Bill Payne, a former Sandia National Laboratories employee, agreed. He lost his job four years ago when he says he refused to steal computer security codes and locks in Sandia work for the National Security Agency.

"If they can't give just compensation, they're just going to continue to get sued," Payne said. "They have millions to defend against whistle-blowers. How come they don't have money to settle, and save the taxpayers money in the long run?"

Crater said O'Leary has suggested that after testing the settlement process in the five cases, the DOE might be able to seek a special appropriation from Congress to provide money to resolve the cases, perhaps as many as 125 total nationwide.

Carpenter said he participated in two DOE "brainstorming" sessions in June and earlier this month that explored how to settle the cases.

He said DOE chief counsel Nordhaus raised the money roadblock at the second meeting, which O'Leary attended.

The sessions followed a report last year by the National Academy of Public Administration that recommended "a special procedure should be developed that will review these 'old cases' expeditiously in a cost-effective manner and provide finality to them."

Some cases are more than a decade old, such as that of maverick Los Alamos physicist Leo Mascheroni. He says he was fired in 1985 after challenging Los Alamos' fusion energy research program.

"I've thought of him," said Carpenter, suggesting that Mascheroni's case is a natural for the pilot process.

Mascheroni's case is considered very strong because a DOE security agent at Los Alamos has filed a formal department report exonerating Mascheroni. He says Mascheroni was fired over trumped-up security charges after the physicist questioned the lab's fusion research program's direction.

Mascheroni declined specific comment because his court case is pending. But he said generally, "I don't understand what it is they are going to give whistle-blowers if not money for the efforts they did and what they went through."

Mascheroni, who remains unemployed, continues to battle the government on legal and scientific fronts.

He is demanding that DOE fund a national scientific review of his alternative fusion energy proposal, which some scientists say has merit.

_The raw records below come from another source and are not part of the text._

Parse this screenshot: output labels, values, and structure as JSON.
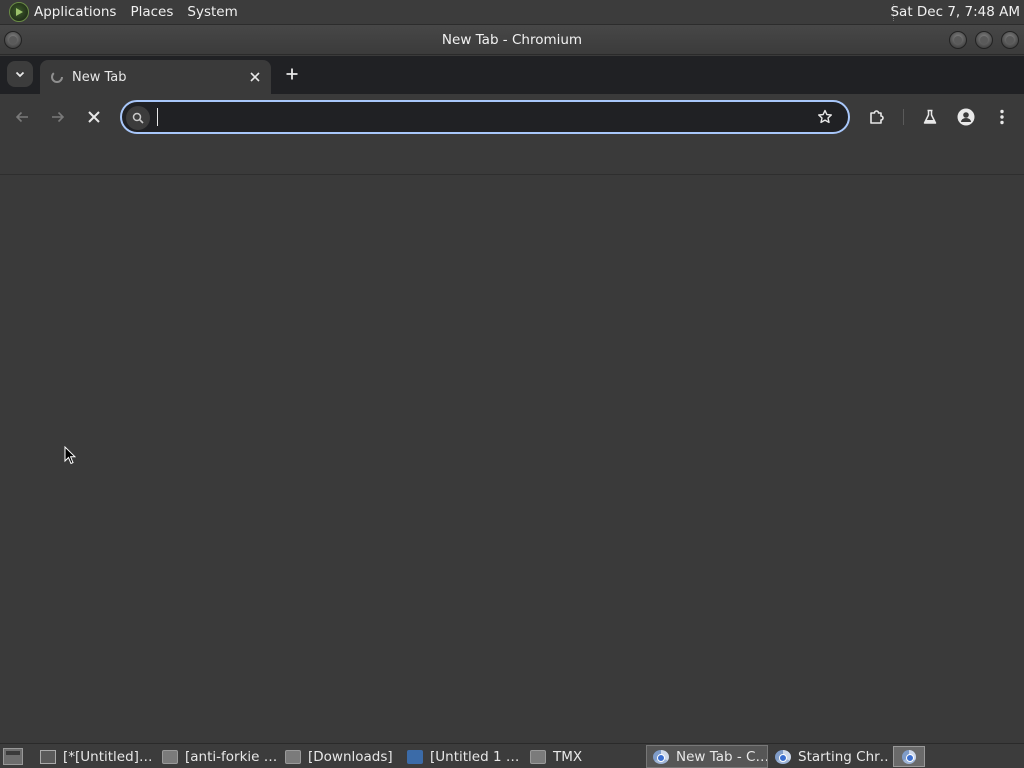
{
  "top_panel": {
    "menus": [
      "Applications",
      "Places",
      "System"
    ],
    "clock": "Sat Dec 7,  7:48 AM"
  },
  "window": {
    "title": "New Tab - Chromium"
  },
  "tabs": [
    {
      "title": "New Tab",
      "icon": "loading-favicon-icon"
    }
  ],
  "toolbar": {
    "omnibox_value": "",
    "icons": [
      "back-icon",
      "forward-icon",
      "stop-icon",
      "search-icon",
      "bookmark-star-icon",
      "extensions-icon",
      "labs-flask-icon",
      "profile-icon",
      "menu-dots-icon"
    ]
  },
  "taskbar": {
    "items": [
      {
        "label": "[*[Untitled]…",
        "icon": "document-icon",
        "active": false
      },
      {
        "label": "[anti-forkie …",
        "icon": "folder-icon",
        "active": false
      },
      {
        "label": "[Downloads]",
        "icon": "folder-icon",
        "active": false
      },
      {
        "label": "[Untitled 1 …",
        "icon": "writer-icon",
        "active": false
      },
      {
        "label": "TMX",
        "icon": "folder-icon",
        "active": false
      },
      {
        "label": "New Tab - C…",
        "icon": "chromium-icon",
        "active": true
      },
      {
        "label": "Starting Chr…",
        "icon": "chromium-icon",
        "active": false
      }
    ]
  },
  "colors": {
    "panel_bg": "#3c3c3c",
    "tabstrip_bg": "#202124",
    "content_bg": "#3a3a3a",
    "omnibox_focus": "#a8c7fa"
  }
}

He is being assisted by other rebel scientists at Los Alamos and at New Mexico State University.

The DOE statement issued Thursday reiterated O'Leary's policy of "zero tolerance for reprisal" against employees who complain about improper or unsafe work practices.

"Our whistle blower protection reforms seek full, fair and final resolution of employee concerns in order to maintain a safer and more productive workplace," O'Leary said in the statement.

The department also announced the creation of anew Office of Employee Concerns, to be headed by lawyer William Lewis Jr., formerly of the Equal Employment Opportunity Commission.

The office will handle enforcement of whistle-blower protection as outlined by O'Leary in the Employee Contractor Protection Program adopted in 1992.